La Cour constitutionnelle de la République démocratique du Congo a déclaré conforme à la Constitution la loi fixant les conditions d'organisation du référendum, tout en formulant plusieurs réserves d'interprétation sur certaines de ses dispositions. Cette décision ouvre la voie à la promulgation du texte par le Président de la République et à sa mise en œuvre dans le respect des exigences fixées par la Haute Cour.
Dans son arrêt, la Cour, présidée par Dieudonné Kamuleta, a apporté d'importantes précisions sur la portée de l'article 5 de la Constitution, qui consacre la souveraineté du peuple congolais. Les juges rappellent que cette souveraineté s'exerce notamment par le référendum, les élections ou la représentation.

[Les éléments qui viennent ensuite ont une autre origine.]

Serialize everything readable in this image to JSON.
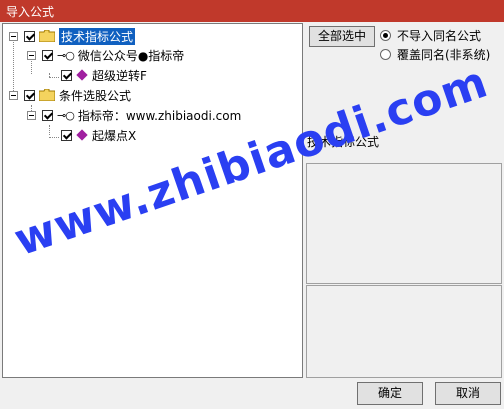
{
  "window": {
    "title": "导入公式"
  },
  "tree": {
    "groups": [
      {
        "label": "技术指标公式",
        "checked": true,
        "selected": true,
        "children": [
          {
            "label": "微信公众号●指标帝",
            "checked": true,
            "items": [
              {
                "label": "超级逆转F",
                "checked": true
              }
            ]
          }
        ]
      },
      {
        "label": "条件选股公式",
        "checked": true,
        "selected": false,
        "children": [
          {
            "label": "指标帝：www.zhibiaodi.com",
            "checked": true,
            "items": [
              {
                "label": "起爆点X",
                "checked": true
              }
            ]
          }
        ]
      }
    ]
  },
  "options": {
    "select_all_label": "全部选中",
    "radio_no_import": "不导入同名公式",
    "radio_overwrite": "覆盖同名(非系统)",
    "selected": "no_import"
  },
  "info": {
    "category_label": "技术指标公式"
  },
  "buttons": {
    "ok": "确定",
    "cancel": "取消"
  },
  "watermark": {
    "text": "www.zhibiaodi.com",
    "color": "#2a3ff2"
  },
  "colors": {
    "title_bar": "#c0392b",
    "selection": "#1060c0",
    "formula_icon": "#a020a0"
  }
}
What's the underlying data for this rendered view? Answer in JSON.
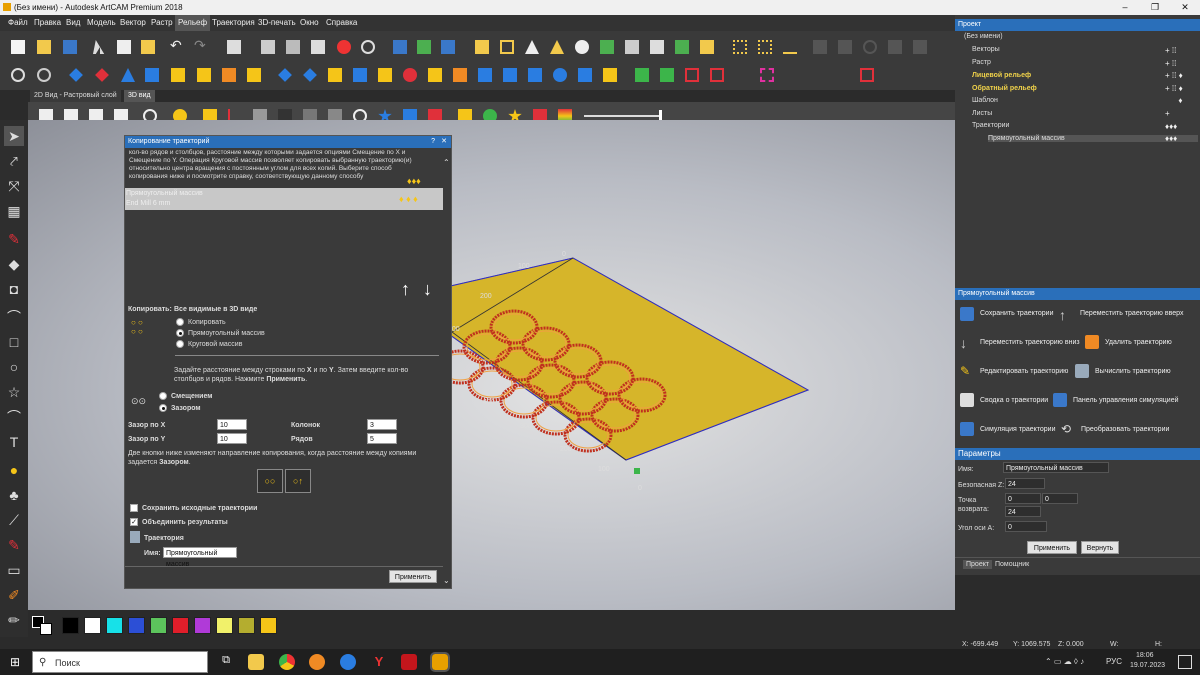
{
  "window": {
    "title": "(Без имени) - Autodesk ArtCAM Premium 2018"
  },
  "menu": [
    "Файл",
    "Правка",
    "Вид",
    "Модель",
    "Вектор",
    "Растр",
    "Рельеф",
    "Траектория",
    "3D-печать",
    "Окно",
    "Справка"
  ],
  "view_tabs": [
    "2D Вид - Растровый слой",
    "3D вид"
  ],
  "dialog": {
    "title": "Копирование траекторий",
    "description": "кол-во рядов и столбцов, расстояние между которыми задается опциями Смещение по X и Смещение по Y. Операция Круговой массив позволяет копировать выбранную траекторию(и) относительно центра вращения с постоянным углом для всех копий. Выберите способ копирования ниже и посмотрите справку, соответствующую данному способу",
    "list_item_title": "Прямоугольный массив",
    "list_item_sub": "End Mill 6 mm",
    "copy_label": "Копировать:",
    "copy_value": "Все видимые в 3D виде",
    "options": [
      "Копировать",
      "Прямоугольный массив",
      "Круговой массив"
    ],
    "hint1_a": "Задайте расстояние между строками по ",
    "hint1_b": "X",
    "hint1_c": " и по ",
    "hint1_d": "Y",
    "hint1_e": ". Затем введите кол-во столбцов и рядов. Нажмите ",
    "hint1_f": "Применить",
    "hint1_g": ".",
    "offset_options": [
      "Смещением",
      "Зазором"
    ],
    "gap_x_label": "Зазор по X",
    "gap_x": "10",
    "gap_y_label": "Зазор по Y",
    "gap_y": "10",
    "cols_label": "Колонок",
    "cols": "3",
    "rows_label": "Рядов",
    "rows": "5",
    "hint2_a": "Две кнопки ниже изменяют направление копирования, когда расстояние между копиями задается ",
    "hint2_b": "Зазором",
    "hint2_c": ".",
    "keep_label": "Сохранить исходные траектории",
    "merge_label": "Объединить результаты",
    "toolpath_label": "Траектория",
    "name_label": "Имя:",
    "name_value": "Прямоугольный массив",
    "apply": "Применить"
  },
  "project": {
    "title": "Проект",
    "root": "(Без имени)",
    "items": [
      "Векторы",
      "Растр",
      "Лицевой рельеф",
      "Обратный рельеф",
      "Шаблон",
      "Листы",
      "Траектории",
      "Прямоугольный массив"
    ]
  },
  "toolpath_panel": {
    "title": "Прямоугольный массив",
    "actions": [
      "Сохранить траектории",
      "Переместить траекторию вверх",
      "Переместить траекторию вниз",
      "Удалить траекторию",
      "Редактировать траекторию",
      "Вычислить траекторию",
      "Сводка о траектории",
      "Панель управления симуляцией",
      "Симуляция траектории",
      "Преобразовать траектории"
    ]
  },
  "params": {
    "title": "Параметры",
    "name_label": "Имя:",
    "name_value": "Прямоугольный массив",
    "safe_z_label": "Безопасная Z:",
    "safe_z": "24",
    "home_label": "Точка возврата:",
    "home_x": "0",
    "home_y": "0",
    "home_z": "24",
    "angle_label": "Угол оси A:",
    "angle": "0",
    "apply": "Применить",
    "revert": "Вернуть"
  },
  "bottom_tabs": [
    "Проект",
    "Помощник"
  ],
  "axis_labels": [
    "0",
    "100",
    "200",
    "300",
    "400",
    "300",
    "200",
    "100",
    "0"
  ],
  "status": {
    "x": "X: -699.449",
    "y": "Y: 1069.575",
    "z": "Z: 0.000",
    "w": "W:",
    "h": "H:"
  },
  "taskbar": {
    "search": "Поиск",
    "lang": "РУС",
    "time": "18:06",
    "date": "19.07.2023"
  },
  "palette": [
    "#000000",
    "#ffffff",
    "#17e1e8",
    "#2c4fd6",
    "#5cc45c",
    "#e01e2a",
    "#b03ad8",
    "#f1f16a",
    "#b4ad2f",
    "#f5c518"
  ]
}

S'appuyant sur sa jurisprudence de janvier 2021, la Cour distingue la souveraineté nationale de la souveraineté populaire. Elle estime que le peuple congolais détient un pouvoir constituant originaire, illimité et permanent, lui permettant, à tout moment, d'initier l'élaboration d'une nouvelle Constitution. Celle-ci pourrait être préparée par une assemblée constituante ad hoc, avant d'être soumise à l'approbation populaire par référendum.
Une pétition de 250 000 signatures désormais requise
La Cour a également apporté des modifications majeures à l'article 7 de la loi sur le référendum. Désormais, lorsqu'il sera envisagé d'organiser un référendum sur l'adoption d'une nouvelle Constitution, le processus ne pourra être engagé qu'après le dépôt d'une pétition réunissant au moins 250 000 signatures de citoyens congolais favorables à cette initiative.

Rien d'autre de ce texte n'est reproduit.